Путник поднялся на ноги. С трудом, опираясь на посох, который держал пастух. Сделал шаг — второй, третий. И пошёл вниз по тропе, к аулу, к дыму, к дому, где когда-то родился.
Пастух крикнул ему вслед:
— Эй, старик! А как тебя зовут?
Путник обернулся, и пастух увидел, что слёзы на его лице высохли. Вместо них горел свет — ровный, тихий, как лампада.
— Зови меня просто — Вернувшийся, — сказал он. — Потому что есть только два счастливых человека на свете: тот, кто идёт домой, и тот, кто уже пришёл. Все остальные — просто живущие.
И он пошёл дальше. А пастух стоял и смотрел ему вслед, и в голове его звучали те слова, которые он запомнил на всю жизнь:
«Человек без родины — дерево без корней. Упадёт — и сгниёт. И никому оно не нужно — ни живым, ни мёртвым, ни на этом свете, ни на том. А с корнями — даже сухой ствол держится веками, потому что земля помнит».

Вот так и у Аслана запело сердце. Потому что он вернулся. Потому что он был на своей земле. Потому что даже если завтра случится беда — он встретит её здесь, под этим небом, с этими людьми.
Дом — это место, где сердце перестаёт спать. И где можно умереть спокойно
— Дома! — выдохнул Карим, и в голосе его была такая радость, что все невольно улыбнулись. Даже кони, чуя родные конюшни, заржали веселее и прибавили шагу.
И тут из аула донёсся крик. Детский, пронзительный, радостный, как первый весенний гром:
— Едут! Наши едут!
Началось. Из всех дворов, из всех калиток, со всех улиц побежали люди. Дети неслись впереди, обгоняя друг друга, размахивая руками, как стая вспугнутых воробьёв, — только пятки сверкали на солнце. Женщины выбегали, вытирая руки о передники, и, увидев всадников, всплёскивали руками, будто голубки крыльями, и начинали причитать от радости. Старики, забыв про возраст и больные ноги, ковыляли к околице, опираясь на посохи, похожие на корни вековых деревьев.
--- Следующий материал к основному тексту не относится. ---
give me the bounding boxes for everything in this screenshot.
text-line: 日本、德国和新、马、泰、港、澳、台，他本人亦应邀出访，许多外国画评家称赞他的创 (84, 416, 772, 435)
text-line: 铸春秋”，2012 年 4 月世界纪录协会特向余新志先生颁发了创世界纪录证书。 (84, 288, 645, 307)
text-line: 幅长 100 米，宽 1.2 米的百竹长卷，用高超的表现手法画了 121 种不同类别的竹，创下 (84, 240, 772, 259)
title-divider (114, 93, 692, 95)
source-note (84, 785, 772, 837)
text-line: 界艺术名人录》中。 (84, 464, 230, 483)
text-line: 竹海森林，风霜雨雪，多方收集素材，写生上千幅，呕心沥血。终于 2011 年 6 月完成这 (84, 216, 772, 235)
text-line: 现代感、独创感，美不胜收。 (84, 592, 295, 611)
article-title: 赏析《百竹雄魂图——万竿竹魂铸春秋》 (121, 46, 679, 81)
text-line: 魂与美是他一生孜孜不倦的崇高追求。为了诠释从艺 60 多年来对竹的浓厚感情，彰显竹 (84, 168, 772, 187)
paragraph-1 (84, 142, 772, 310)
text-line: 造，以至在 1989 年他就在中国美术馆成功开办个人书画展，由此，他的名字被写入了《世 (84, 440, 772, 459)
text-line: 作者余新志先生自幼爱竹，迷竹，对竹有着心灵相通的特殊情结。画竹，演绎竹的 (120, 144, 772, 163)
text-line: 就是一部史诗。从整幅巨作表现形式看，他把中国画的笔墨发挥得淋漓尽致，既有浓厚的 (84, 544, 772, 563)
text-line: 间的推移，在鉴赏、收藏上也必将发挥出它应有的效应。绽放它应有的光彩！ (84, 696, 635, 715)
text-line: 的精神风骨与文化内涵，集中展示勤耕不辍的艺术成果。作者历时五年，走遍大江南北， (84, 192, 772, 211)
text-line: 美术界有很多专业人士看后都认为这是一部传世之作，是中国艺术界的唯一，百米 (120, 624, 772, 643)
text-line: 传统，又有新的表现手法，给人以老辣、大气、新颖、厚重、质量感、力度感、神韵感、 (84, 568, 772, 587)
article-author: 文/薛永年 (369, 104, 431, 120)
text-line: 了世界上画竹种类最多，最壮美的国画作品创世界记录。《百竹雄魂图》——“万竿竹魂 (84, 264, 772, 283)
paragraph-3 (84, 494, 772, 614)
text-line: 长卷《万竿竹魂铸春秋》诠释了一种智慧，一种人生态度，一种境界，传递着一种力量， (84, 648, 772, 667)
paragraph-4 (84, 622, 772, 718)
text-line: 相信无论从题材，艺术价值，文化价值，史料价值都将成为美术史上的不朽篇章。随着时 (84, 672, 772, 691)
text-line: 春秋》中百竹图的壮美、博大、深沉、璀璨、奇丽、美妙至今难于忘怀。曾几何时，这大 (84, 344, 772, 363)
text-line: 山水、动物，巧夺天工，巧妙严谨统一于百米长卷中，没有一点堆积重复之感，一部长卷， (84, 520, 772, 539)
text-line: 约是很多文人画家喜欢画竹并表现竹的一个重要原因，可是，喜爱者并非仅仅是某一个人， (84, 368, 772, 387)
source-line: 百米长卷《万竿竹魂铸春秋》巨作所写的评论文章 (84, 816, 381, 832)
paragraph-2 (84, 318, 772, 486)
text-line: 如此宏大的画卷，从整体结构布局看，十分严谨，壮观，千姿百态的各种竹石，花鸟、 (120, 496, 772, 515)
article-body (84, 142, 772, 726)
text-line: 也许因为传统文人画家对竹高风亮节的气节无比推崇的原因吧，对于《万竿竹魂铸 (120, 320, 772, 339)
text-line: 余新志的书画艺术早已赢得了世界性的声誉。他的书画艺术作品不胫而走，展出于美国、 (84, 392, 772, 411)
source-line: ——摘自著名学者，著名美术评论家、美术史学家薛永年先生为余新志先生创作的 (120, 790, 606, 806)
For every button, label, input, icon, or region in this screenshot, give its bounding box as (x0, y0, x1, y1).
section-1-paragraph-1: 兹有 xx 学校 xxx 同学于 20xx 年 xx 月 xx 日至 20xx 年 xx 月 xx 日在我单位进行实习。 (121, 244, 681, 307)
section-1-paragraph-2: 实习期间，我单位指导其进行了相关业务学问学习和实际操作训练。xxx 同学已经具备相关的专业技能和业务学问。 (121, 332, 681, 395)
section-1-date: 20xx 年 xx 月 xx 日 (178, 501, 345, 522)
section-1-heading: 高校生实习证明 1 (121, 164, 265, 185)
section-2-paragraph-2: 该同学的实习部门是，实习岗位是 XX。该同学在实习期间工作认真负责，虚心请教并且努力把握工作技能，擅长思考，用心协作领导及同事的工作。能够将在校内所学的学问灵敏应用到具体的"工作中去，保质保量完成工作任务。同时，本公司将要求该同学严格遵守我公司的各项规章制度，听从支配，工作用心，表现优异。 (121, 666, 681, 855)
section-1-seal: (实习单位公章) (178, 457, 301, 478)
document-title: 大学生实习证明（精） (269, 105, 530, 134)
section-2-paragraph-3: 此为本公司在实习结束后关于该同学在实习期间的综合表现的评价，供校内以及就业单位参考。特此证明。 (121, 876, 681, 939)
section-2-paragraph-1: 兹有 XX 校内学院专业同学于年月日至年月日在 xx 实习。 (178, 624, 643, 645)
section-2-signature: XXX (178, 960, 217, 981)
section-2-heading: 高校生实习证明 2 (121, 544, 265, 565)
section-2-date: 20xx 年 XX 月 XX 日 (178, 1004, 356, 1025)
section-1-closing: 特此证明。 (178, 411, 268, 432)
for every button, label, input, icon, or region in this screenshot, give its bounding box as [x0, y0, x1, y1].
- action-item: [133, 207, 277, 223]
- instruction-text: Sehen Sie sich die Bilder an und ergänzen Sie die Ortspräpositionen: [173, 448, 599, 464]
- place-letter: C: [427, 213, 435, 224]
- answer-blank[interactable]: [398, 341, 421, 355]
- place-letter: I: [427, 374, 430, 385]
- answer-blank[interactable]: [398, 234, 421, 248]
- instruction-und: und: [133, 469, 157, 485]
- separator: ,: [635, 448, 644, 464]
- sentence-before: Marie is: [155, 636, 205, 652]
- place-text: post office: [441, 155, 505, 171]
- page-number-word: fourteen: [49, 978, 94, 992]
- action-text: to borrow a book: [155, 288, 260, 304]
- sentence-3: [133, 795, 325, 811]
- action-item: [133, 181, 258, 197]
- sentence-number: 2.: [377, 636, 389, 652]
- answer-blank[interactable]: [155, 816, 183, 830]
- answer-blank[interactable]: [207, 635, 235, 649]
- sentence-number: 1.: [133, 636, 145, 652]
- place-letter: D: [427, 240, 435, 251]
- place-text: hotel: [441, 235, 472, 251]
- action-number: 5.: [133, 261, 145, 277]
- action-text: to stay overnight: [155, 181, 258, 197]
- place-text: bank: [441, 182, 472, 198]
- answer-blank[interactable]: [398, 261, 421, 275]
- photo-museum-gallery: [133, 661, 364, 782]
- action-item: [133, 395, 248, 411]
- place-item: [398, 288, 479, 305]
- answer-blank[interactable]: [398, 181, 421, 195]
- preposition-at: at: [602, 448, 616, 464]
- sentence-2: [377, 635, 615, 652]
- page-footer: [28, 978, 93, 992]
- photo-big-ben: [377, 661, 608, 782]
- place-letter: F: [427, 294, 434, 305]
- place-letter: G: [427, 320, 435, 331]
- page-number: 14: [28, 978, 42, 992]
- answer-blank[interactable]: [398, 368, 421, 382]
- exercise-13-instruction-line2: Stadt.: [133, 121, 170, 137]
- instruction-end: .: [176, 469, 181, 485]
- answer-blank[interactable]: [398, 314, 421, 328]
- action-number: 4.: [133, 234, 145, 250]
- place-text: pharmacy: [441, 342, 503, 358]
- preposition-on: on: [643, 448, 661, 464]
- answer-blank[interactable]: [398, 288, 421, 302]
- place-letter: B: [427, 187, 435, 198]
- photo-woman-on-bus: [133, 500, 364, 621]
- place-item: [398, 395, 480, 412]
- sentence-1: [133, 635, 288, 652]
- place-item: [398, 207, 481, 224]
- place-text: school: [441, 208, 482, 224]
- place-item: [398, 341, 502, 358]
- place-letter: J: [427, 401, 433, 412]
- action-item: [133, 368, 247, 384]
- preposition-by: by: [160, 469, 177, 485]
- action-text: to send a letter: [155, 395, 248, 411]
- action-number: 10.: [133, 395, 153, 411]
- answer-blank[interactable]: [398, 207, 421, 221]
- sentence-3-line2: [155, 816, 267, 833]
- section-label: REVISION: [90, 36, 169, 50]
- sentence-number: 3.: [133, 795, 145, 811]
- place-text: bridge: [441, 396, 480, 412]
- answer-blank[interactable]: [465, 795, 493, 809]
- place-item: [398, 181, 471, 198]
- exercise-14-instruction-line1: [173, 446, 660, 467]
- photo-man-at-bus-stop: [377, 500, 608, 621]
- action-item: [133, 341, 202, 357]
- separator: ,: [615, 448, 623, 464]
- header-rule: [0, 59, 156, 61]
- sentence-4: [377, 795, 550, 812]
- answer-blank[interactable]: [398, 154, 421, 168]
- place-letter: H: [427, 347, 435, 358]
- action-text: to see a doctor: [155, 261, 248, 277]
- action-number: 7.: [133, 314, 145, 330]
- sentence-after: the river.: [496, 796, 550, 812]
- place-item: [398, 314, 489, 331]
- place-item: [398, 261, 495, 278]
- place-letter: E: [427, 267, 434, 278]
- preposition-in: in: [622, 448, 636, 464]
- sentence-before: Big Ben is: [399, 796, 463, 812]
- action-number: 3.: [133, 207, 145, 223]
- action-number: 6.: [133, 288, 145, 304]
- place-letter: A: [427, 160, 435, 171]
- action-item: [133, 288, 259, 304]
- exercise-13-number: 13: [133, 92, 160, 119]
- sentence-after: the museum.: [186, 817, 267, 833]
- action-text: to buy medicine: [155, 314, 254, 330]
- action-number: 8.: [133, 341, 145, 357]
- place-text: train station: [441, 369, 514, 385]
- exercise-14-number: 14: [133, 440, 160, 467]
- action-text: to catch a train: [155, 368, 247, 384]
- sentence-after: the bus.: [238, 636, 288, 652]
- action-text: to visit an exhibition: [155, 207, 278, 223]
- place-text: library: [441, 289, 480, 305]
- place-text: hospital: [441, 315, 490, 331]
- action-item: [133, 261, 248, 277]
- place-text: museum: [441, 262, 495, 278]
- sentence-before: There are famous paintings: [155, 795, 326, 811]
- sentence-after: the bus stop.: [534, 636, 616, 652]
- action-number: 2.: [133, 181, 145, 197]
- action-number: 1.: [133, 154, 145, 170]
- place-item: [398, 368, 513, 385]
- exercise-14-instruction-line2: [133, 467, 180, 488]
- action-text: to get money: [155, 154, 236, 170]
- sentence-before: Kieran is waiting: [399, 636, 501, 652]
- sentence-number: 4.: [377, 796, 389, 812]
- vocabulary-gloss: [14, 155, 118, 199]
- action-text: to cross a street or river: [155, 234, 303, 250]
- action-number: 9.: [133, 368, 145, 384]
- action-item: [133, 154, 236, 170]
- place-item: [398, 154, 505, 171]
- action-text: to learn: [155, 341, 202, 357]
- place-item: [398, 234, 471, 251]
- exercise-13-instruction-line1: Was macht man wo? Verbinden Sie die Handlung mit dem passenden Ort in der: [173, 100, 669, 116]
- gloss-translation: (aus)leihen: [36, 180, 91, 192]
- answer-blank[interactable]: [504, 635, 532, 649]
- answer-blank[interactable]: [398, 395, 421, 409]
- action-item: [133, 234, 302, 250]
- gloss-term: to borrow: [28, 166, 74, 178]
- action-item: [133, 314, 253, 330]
Радость возвращения слаще мёда, а встреча — дороже золота. Когда сын возвращается домой, даже стены начинают улыбаться, — говорили старые женщины.
Первыми настигли мальчишки. Они облепили лошадей, как мухи — сладкую дыню, хватались за стремена, за хвосты, кричали наперебой:
— Дядя Карим! Дядя Умар! Дядя Аслан! А вы привезли нам гостинцы? А где вы были? А вы разбойников убили?
Карим спрыгнул с коня, подхватил одного мальчугана на руки, закружил, чмокнул в обе щеки:
— Ах ты, горный волчонок! Вырос-то как! А ну покажи, где твой отец?
Тут подоспели и взрослые. Мать Карима, старая Заира, пробилась сквозь толпу, как река пробивает камни, вцепилась в сына, прижала к себе и заплакала — беззвучно, по-старушечьи, уткнувшись лицом ему в грудь. Слёзы её катились по морщинам, как дождь по пересохшей земле. Карим обнял её, погладил по седой голове, белой, как вершины в январе:
— Всё хорошо, мама, всё хорошо. Живой я, здоровый. Не плачь.
Слёзы матери — это молитва, а молитва матери — это броня. Материнское сердце — бездонный колодец: сколько ни черпай, всё полно.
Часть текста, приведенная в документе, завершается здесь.